Na decisão, o magistrado considerou que a população trans não é maior vítima de violência do que a população comum. "O número de assassinatos em geral é muito superior (mais de sete vezes), em relação à população total do que o percentual de assassinatos de pessoas trans em relação à respectiva população", afirma o juiz. "Portanto, o número de assassinatos de pessoas trans no Brasil não possui nada de diferente (ao contrário, é ainda várias vezes menor em percentuais) do que a violência geral que assola o país, não havendo como tais dados serem considerados como relevantes para a instituição de políticas afirmativas de ingresso em universidade, mesmo porque também não guardam nenhuma correlação lógica com esse ingresso".

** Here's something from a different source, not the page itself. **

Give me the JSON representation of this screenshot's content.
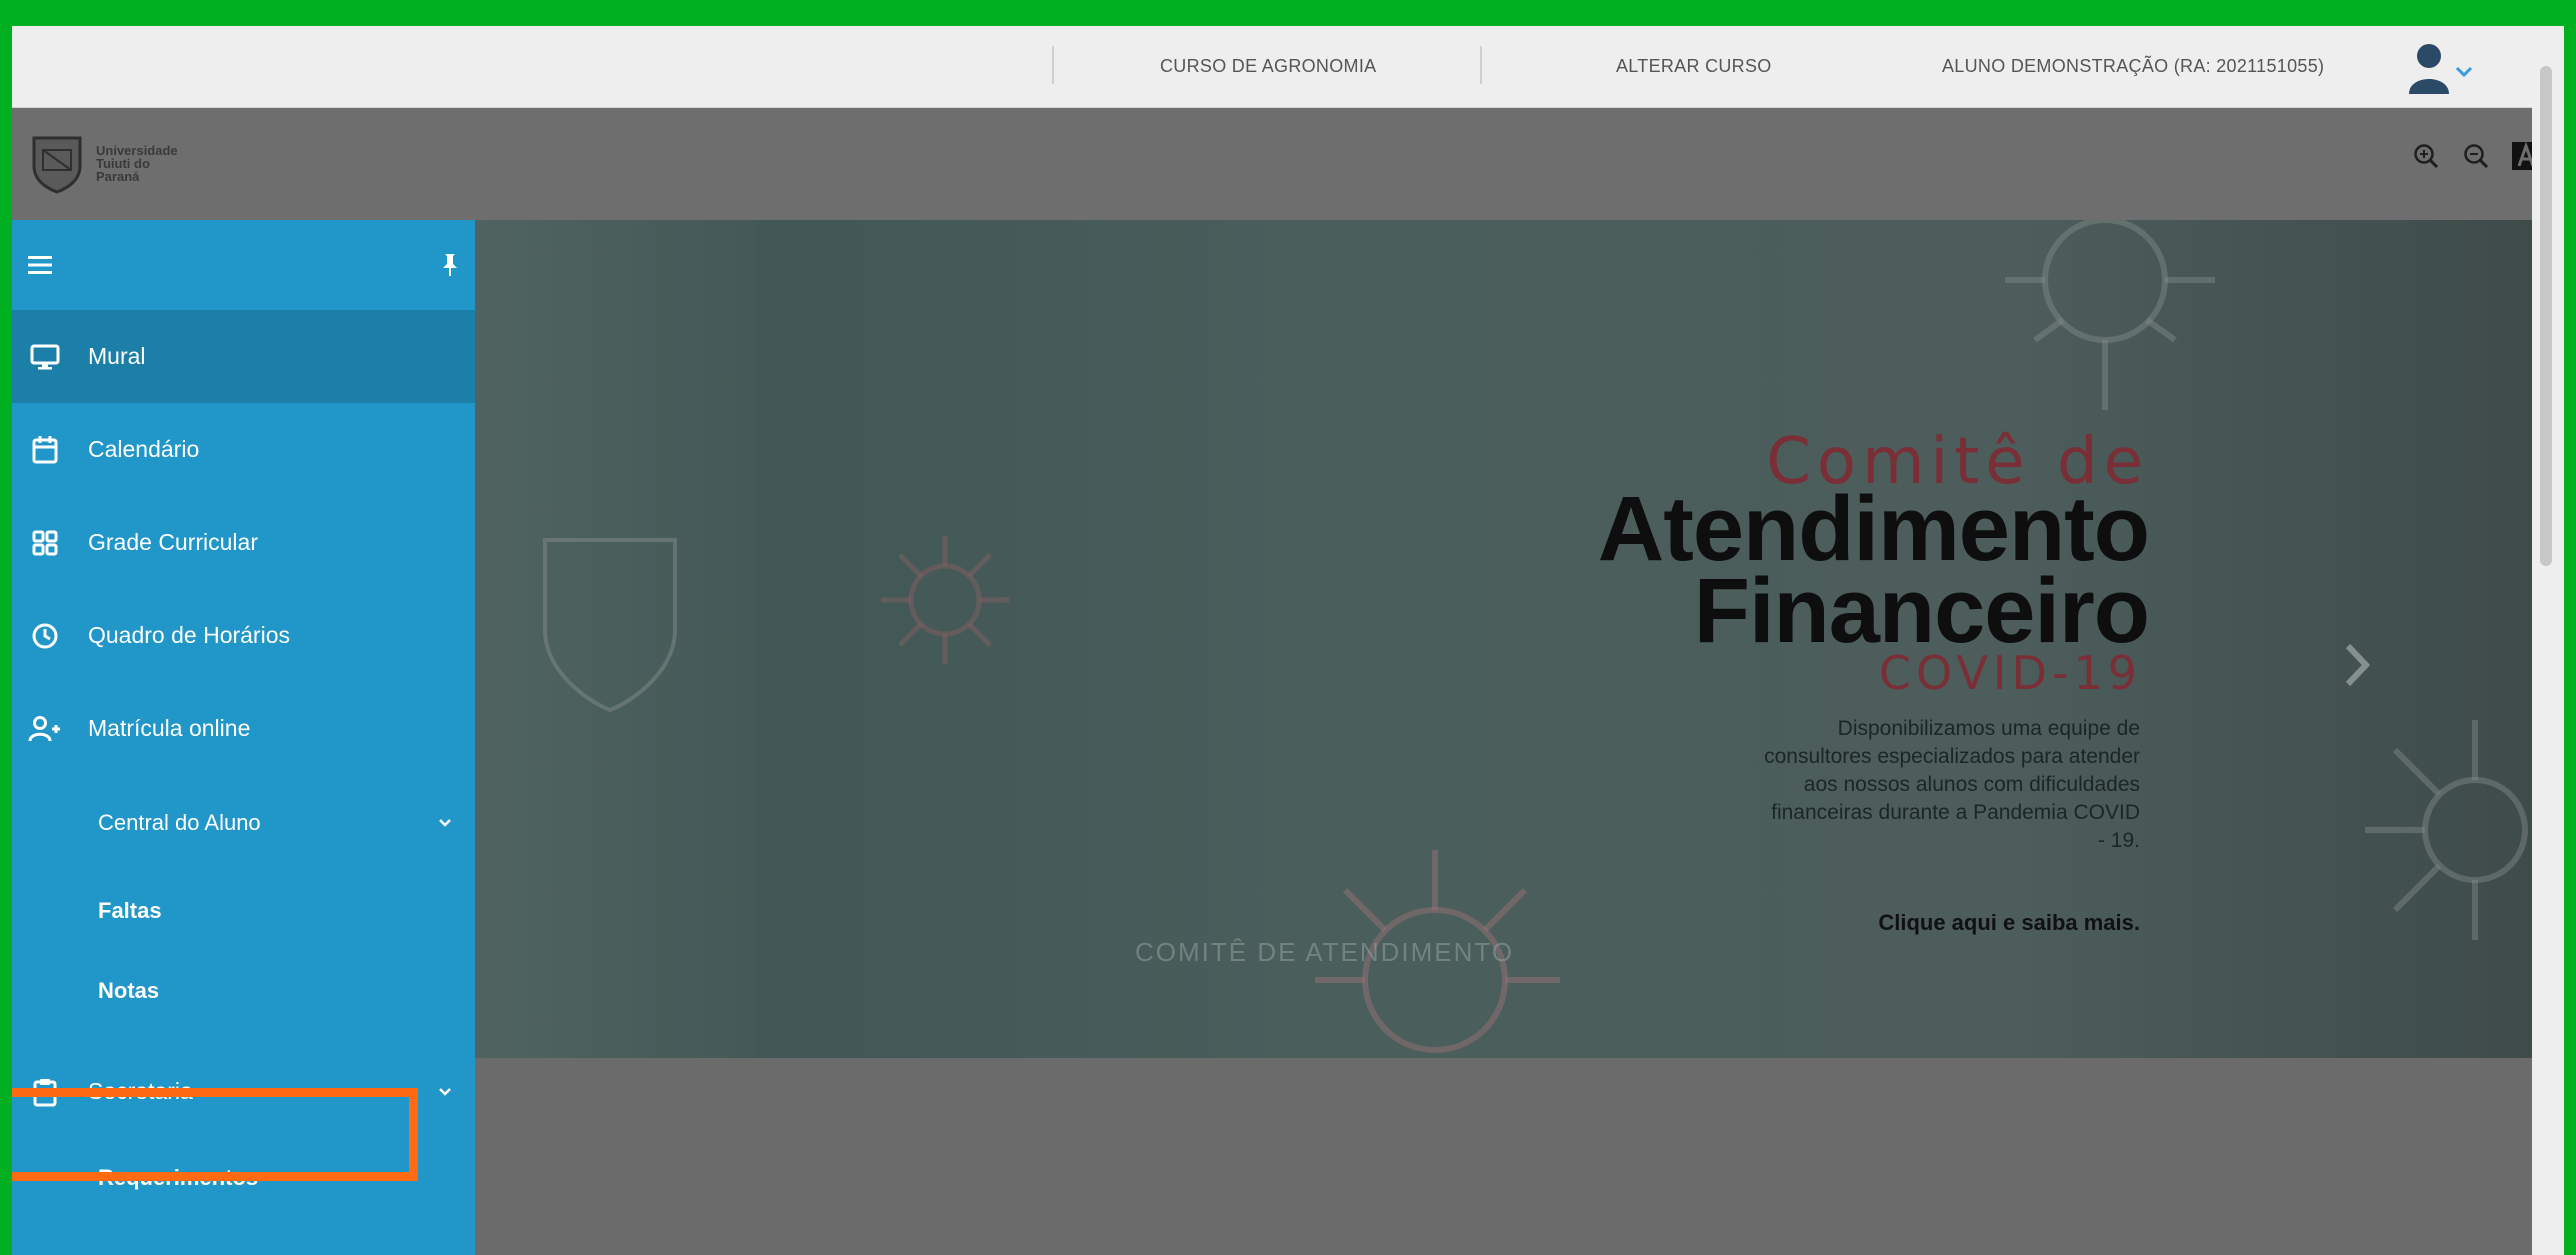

O magistrado segue: "As pessoas trans podem (e devem) ser objeto de ações estatais (inclusive ações afirmativas) que visem reduzir e eliminar a transfobia e possibilitar o exercício pleno da cidadania por esse grupo, não podendo sua identidade de gênero ser fator preponderante para sua marginalização, mas, por outro lado, essa identidade também não justifica toda e qualquer vantagem que lhes seja atribuída".
O juiz considerou que a resolução aprovada pela universidade para instituir essa política de cotas não demonstra "a correlação clara e direta entre a discriminação positiva criada e o problema específico enfrentado pela população alvo (cuja demonstração não está embasada em dados isentos e verificáveis), tratando-se de motivação inadequada ao resultado obtido, por não se ajustar à realidade fática e jurídica que sustenta a decisão tomada pela administração".
A reportagem procurou a universidade, que não se manifestou até a publicação desta reportagem.
O advogado Bruno Cozza Saraiva, um dos autores da ação, afirmou à reportagem que "as questões técnicas e, por isso, estritamente jurídicas, foram tratadas nos autos do processo e foram elas que fundamentaram a decisão".